DinoFroz is a 2D animated TV series created by Orlando Corrati and animated by Mondo TV Studios in Italy. “The series depicts the adventures of Tom, a 12-year-old boy and his friends who, after playing a board game, are teleported to a world where they can transform into dinosaurs using stones called Rockfroz.” And more importantly, they can use their new-found dinosaur powers to try and defeat an army of evil magic dragons who are determined to rule all worlds — including ours! All of this also (hopefully) serving in the sales of tie-in toys. You can see both show and toys advertised and summarized over on YouTube. DinoFroz is currently seeking distribution in North America.
An unusual new all-ages miniseries is coming soon from Archaia. Written and illustrated (in full color) by Jorge Corona, Feathers tells the story of a young boy named Poe who is, yes, feathered. But that’s hardly the strangest thing about his world. “A reclusive boy born covered in feathers must help his first-ever friend, a young girl named Bianca, as she tries to return to her home beyond the slums of the Maze. They must dodge street gangs and child-snatchers along the way, and perhaps together will learn the secrets to his mysterious past.” Check out the review over at Bleeding Cool, and look for the first of six issues to arrive in stores this January.

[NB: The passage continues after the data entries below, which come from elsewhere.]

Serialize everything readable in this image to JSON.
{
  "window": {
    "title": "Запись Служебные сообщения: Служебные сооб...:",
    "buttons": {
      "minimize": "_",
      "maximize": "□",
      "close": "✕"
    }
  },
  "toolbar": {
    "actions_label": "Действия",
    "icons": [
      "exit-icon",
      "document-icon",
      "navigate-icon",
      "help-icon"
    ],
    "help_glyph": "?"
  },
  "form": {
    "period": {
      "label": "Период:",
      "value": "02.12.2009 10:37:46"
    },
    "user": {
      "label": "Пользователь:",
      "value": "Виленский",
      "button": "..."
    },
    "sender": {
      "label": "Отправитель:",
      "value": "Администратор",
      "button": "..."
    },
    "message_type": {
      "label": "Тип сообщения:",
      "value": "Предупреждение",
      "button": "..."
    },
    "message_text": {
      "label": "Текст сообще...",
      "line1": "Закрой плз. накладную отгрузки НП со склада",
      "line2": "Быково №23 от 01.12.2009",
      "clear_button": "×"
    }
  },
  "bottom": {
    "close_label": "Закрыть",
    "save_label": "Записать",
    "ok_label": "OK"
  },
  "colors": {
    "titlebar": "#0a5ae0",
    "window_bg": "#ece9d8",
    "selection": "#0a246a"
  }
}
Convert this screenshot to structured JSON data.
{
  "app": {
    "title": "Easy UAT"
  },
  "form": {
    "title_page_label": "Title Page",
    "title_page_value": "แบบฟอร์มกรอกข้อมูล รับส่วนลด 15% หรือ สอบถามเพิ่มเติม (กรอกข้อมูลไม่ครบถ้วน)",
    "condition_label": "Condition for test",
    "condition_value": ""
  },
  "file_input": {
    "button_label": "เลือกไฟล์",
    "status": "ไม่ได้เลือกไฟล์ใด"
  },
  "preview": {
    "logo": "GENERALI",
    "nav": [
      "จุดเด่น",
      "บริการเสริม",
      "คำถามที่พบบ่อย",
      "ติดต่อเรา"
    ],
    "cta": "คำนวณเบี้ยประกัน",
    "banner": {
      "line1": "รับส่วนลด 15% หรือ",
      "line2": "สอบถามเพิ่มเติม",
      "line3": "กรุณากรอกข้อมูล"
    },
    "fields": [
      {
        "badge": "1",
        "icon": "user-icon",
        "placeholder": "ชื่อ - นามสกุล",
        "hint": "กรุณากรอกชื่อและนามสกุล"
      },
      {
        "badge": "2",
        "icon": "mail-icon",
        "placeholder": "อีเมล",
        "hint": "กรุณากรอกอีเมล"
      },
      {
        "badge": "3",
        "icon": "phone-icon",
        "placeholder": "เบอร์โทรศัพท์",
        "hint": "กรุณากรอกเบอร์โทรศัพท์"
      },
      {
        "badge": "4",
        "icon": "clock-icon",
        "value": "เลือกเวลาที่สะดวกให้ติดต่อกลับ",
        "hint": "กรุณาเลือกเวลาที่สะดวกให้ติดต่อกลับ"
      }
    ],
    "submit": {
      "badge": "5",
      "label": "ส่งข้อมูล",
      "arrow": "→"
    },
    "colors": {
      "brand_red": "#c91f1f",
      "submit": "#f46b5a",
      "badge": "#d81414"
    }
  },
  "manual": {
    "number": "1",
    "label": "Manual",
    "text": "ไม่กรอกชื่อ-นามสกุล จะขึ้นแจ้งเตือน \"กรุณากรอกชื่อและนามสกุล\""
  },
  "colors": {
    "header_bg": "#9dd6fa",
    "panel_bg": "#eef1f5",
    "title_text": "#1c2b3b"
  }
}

One of Marvel’s most unusual super heroes (and that’s saying a lot!) is getting her own full-color series this January. The Unbeatable Squirrel Girl follows the adventures of, who else, Squirrel Girl — perhaps the world’s most upbeat superhero. And with her accomplishments, who wouldn’t be? With the help of her squirrel-like powers and her trusty squirrel sidekick, Tiptoe, she’s taken on and defeated some of the Marvel Universe’s biggest and baddest super-villains. From Entertainment Weekly: “In Unbeatable Squirrel Girl, writer Ryan North [Adventure Time] and artist Erica Henderson [Quantum & Woody] take on the lighthearted superheroine whose mutant gene gives her an endearing cocktail of squirrel-related superpowers. When the comic book begins, she’s starting college—but in no time at all, Squirrel Girl is defending Earth from threats most cosmic.” Check out the interview with Ryan North over at Comic Book Resources.

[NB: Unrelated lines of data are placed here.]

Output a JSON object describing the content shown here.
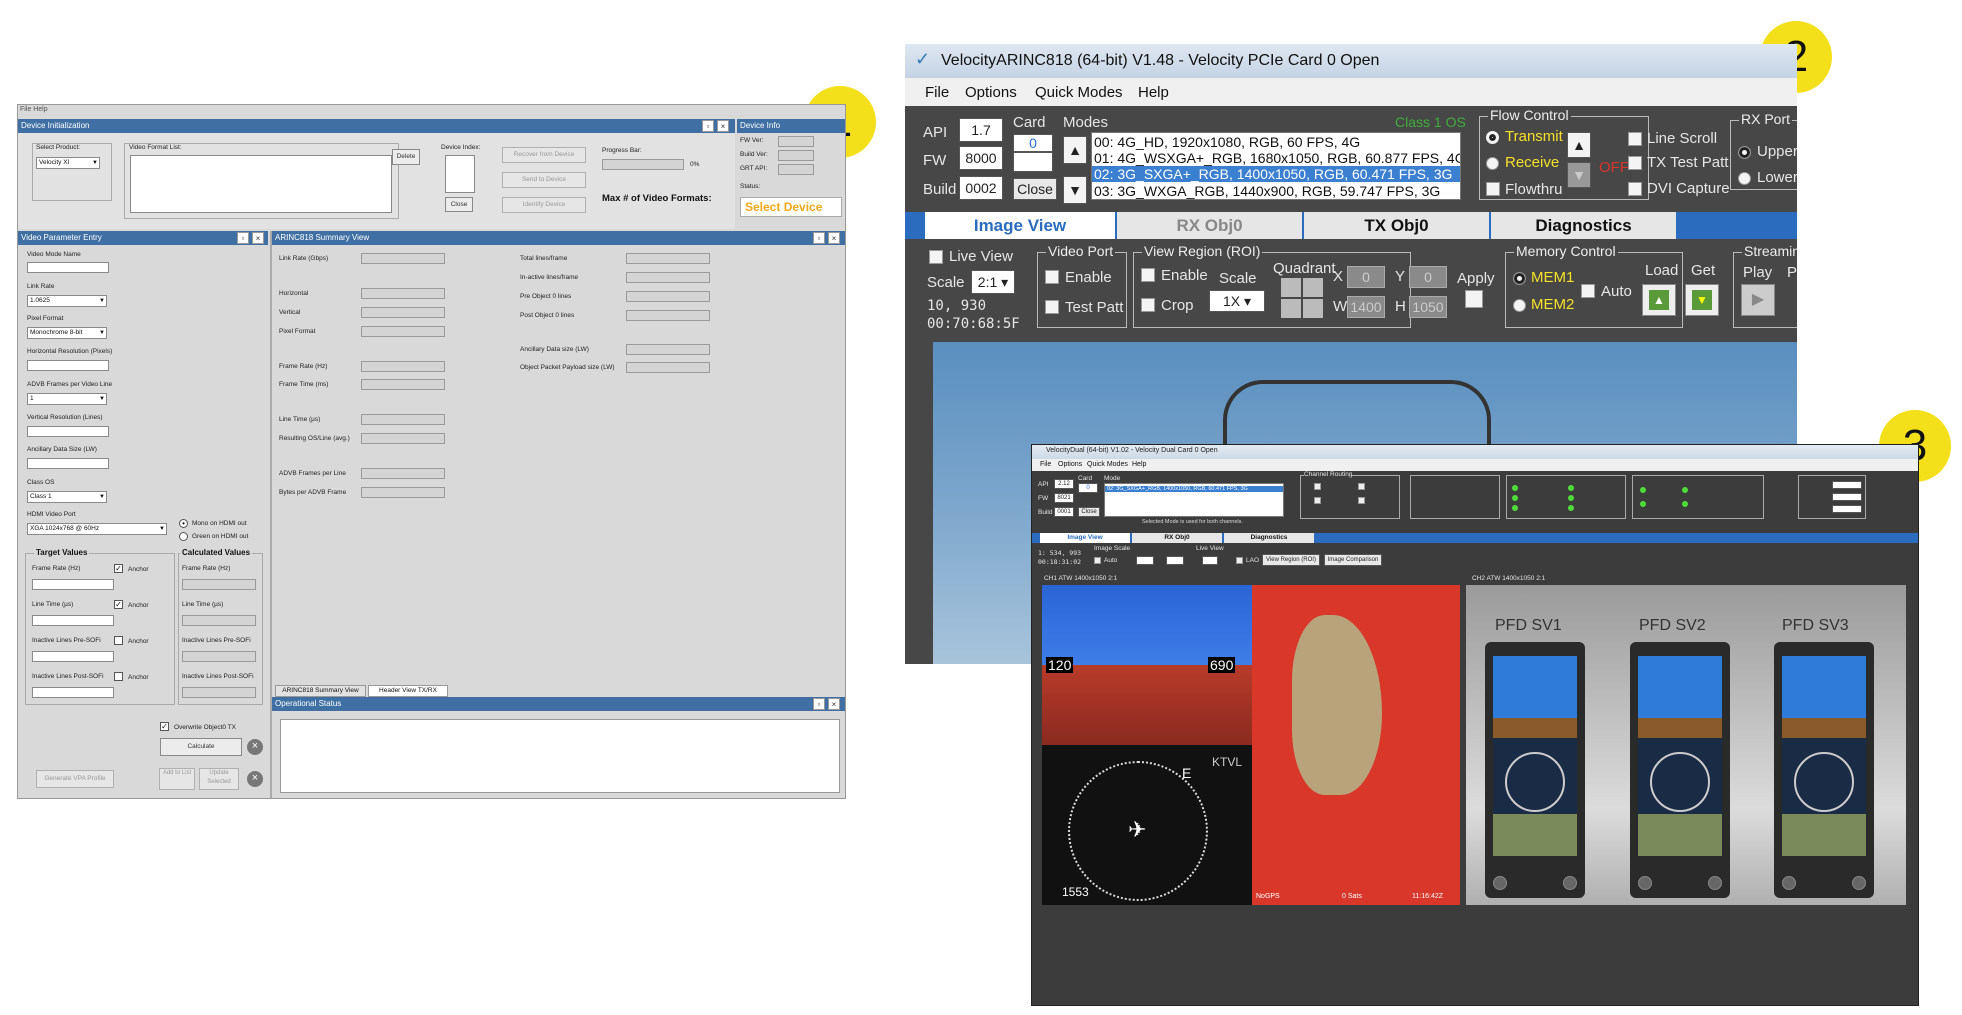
{
  "badges": [
    "1",
    "2",
    "3"
  ],
  "p1": {
    "menu": "File   Help",
    "device_init": {
      "title": "Device Initialization",
      "select_product_label": "Select Product:",
      "product_value": "Velocity XI",
      "video_format_label": "Video Format List:",
      "delete": "Delete",
      "device_index_label": "Device Index:",
      "close": "Close",
      "recover": "Recover from Device",
      "send": "Send to Device",
      "identify": "Identify Device",
      "progress_label": "Progress Bar:",
      "progress_pct": "0%",
      "max_formats": "Max # of Video Formats:"
    },
    "device_info": {
      "title": "Device Info",
      "fw_ver": "FW Ver:",
      "build_ver": "Build Ver:",
      "grt_api": "GRT API:",
      "status": "Status:",
      "select_device": "Select Device"
    },
    "vpe": {
      "title": "Video Parameter Entry",
      "video_mode_name": "Video Mode Name",
      "link_rate": "Link Rate",
      "link_rate_value": "1.0625",
      "pixel_format": "Pixel Format",
      "pixel_format_value": "Monochrome 8-bit",
      "hres": "Horizontal Resolution (Pixels)",
      "adbv_frames": "ADVB Frames per Video Line",
      "adbv_value": "1",
      "vres": "Vertical Resolution (Lines)",
      "ancillary": "Ancillary Data Size (LW)",
      "class_os": "Class OS",
      "class_value": "Class 1",
      "hdmi_port": "HDMI Video Port",
      "hdmi_value": "XGA 1024x768 @ 60Hz",
      "mono_hdmi": "Mono on HDMI out",
      "green_hdmi": "Green on HDMI out",
      "target_values": "Target Values",
      "calculated_values": "Calculated Values",
      "frame_rate": "Frame Rate (Hz)",
      "line_time": "Line Time (µs)",
      "inactive_pre": "Inactive Lines Pre-SOFi",
      "inactive_post": "Inactive Lines Post-SOFi",
      "anchor": "Anchor",
      "overwrite": "Overwrite Object0 TX",
      "calculate": "Calculate",
      "generate": "Generate VPA Profile",
      "add_list": "Add to List",
      "update_selected": "Update Selected"
    },
    "summary": {
      "title": "ARINC818 Summary View",
      "left": [
        "Link Rate (Gbps)",
        "Horizontal",
        "Vertical",
        "Pixel Format",
        "Frame Rate (Hz)",
        "Frame Time (ms)",
        "Line Time (µs)",
        "Resulting OS/Line (avg.)",
        "ADVB Frames per Line",
        "Bytes per ADVB Frame"
      ],
      "right": [
        "Total lines/frame",
        "In-active lines/frame",
        "Pre Object 0 lines",
        "Post Object 0 lines",
        "Ancillary  Data size (LW)",
        "Object Packet Payload size (LW)"
      ],
      "tab1": "ARINC818 Summary View",
      "tab2": "Header View TX/RX"
    },
    "op_status": {
      "title": "Operational Status"
    }
  },
  "p2": {
    "title": "VelocityARINC818 (64-bit) V1.48 - Velocity PCIe Card 0 Open",
    "menu": [
      "File",
      "Options",
      "Quick Modes",
      "Help"
    ],
    "api_label": "API",
    "api": "1.7",
    "fw_label": "FW",
    "fw": "8000",
    "build_label": "Build",
    "build": "0002",
    "card_label": "Card",
    "card": "0",
    "close": "Close",
    "modes_label": "Modes",
    "class_note": "Class 1 OS",
    "modes": [
      "00: 4G_HD, 1920x1080, RGB, 60 FPS, 4G",
      "01: 4G_WSXGA+_RGB, 1680x1050, RGB, 60.877 FPS, 4G",
      "02: 3G_SXGA+_RGB, 1400x1050, RGB, 60.471 FPS, 3G",
      "03: 3G_WXGA_RGB, 1440x900, RGB, 59.747 FPS, 3G"
    ],
    "flow_control": "Flow Control",
    "transmit": "Transmit",
    "receive": "Receive",
    "flowthru": "Flowthru",
    "off": "OFF",
    "line_scroll": "Line Scroll",
    "tx_test": "TX Test Patt",
    "dvi_capture": "DVI Capture",
    "rx_port": "RX Port",
    "upper": "Upper",
    "lower": "Lower",
    "tabs": [
      "Image View",
      "RX Obj0",
      "TX Obj0",
      "Diagnostics"
    ],
    "live_view": "Live View",
    "scale": "Scale",
    "scale_val": "2:1",
    "coords": "10, 930",
    "timecode": "00:70:68:5F",
    "video_port": "Video Port",
    "enable": "Enable",
    "test_patt": "Test Patt",
    "view_region": "View Region (ROI)",
    "crop": "Crop",
    "scale2": "Scale",
    "scale2_val": "1X",
    "quadrant": "Quadrant",
    "x": "X",
    "y": "Y",
    "w": "W",
    "h": "H",
    "x_val": "0",
    "y_val": "0",
    "w_val": "1400",
    "h_val": "1050",
    "apply": "Apply",
    "memory_control": "Memory Control",
    "mem1": "MEM1",
    "mem2": "MEM2",
    "auto": "Auto",
    "load": "Load",
    "get": "Get",
    "streaming": "Streamin",
    "play": "Play",
    "p": "P"
  },
  "p3": {
    "title": "VelocityDual (64-bit) V1.02 - Velocity Dual Card 0 Open",
    "menu": [
      "File",
      "Options",
      "Quick Modes",
      "Help"
    ],
    "api_label": "API",
    "api": "2.12",
    "fw_label": "FW",
    "fw": "8021",
    "build_label": "Build",
    "build": "0001",
    "card_label": "Card",
    "card": "0",
    "close": "Close",
    "mode_label": "Mode",
    "mode_sel": "02: 3G_SXGA+_RGB, 1400x1050, RGB, 60.471 FPS, 3G",
    "mode_note": "Selected Mode is used for both channels.",
    "channel_routing": "Channel Routing",
    "tabs": [
      "Image View",
      "RX Obj0",
      "Diagnostics"
    ],
    "coords": "1: 534, 993",
    "time": "00:18:31:02",
    "image_scale": "Image Scale",
    "auto": "Auto",
    "live_view": "Live View",
    "lao": "LAO",
    "view_region": "View Region (ROI)",
    "image_comparison": "Image Comparison",
    "ch1": "CH1 ATW 1400x1050 2:1",
    "ch2": "CH2 ATW 1400x1050 2:1",
    "pfd": [
      "PFD SV1",
      "PFD SV2",
      "PFD SV3"
    ],
    "sats": "0 Sats",
    "time2": "11:16:42Z",
    "nogps": "NoGPS",
    "alt_readout": "690",
    "spd_readout": "120",
    "mp": "1553",
    "ktvl": "KTVL"
  }
}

It’s time we caught up with The Humans. Which is to say Keenan Marshall Keller and Tom Neely’s new full-color comic book series from Image. Take the violent biker culture of the early 1970′s. Set it in dusty Bakersfield, California. And make the protagonists all walking, talking, humanoid apes. In leather. On big bikes. There you go. “The Humans is one long and twisted ride through biker gang warfare, drug running, corrupt cops, semi-truck hijackings, Vietnam flashbacks, Skin Fights (homosapien cockfighting), major ultra-violence, a strip club called The Forbidden Zone, and bloody vengeance.” Sounds like quite a party. Check out theinterview with the creators over at The Nerdist, and look for the first issue to come out this November.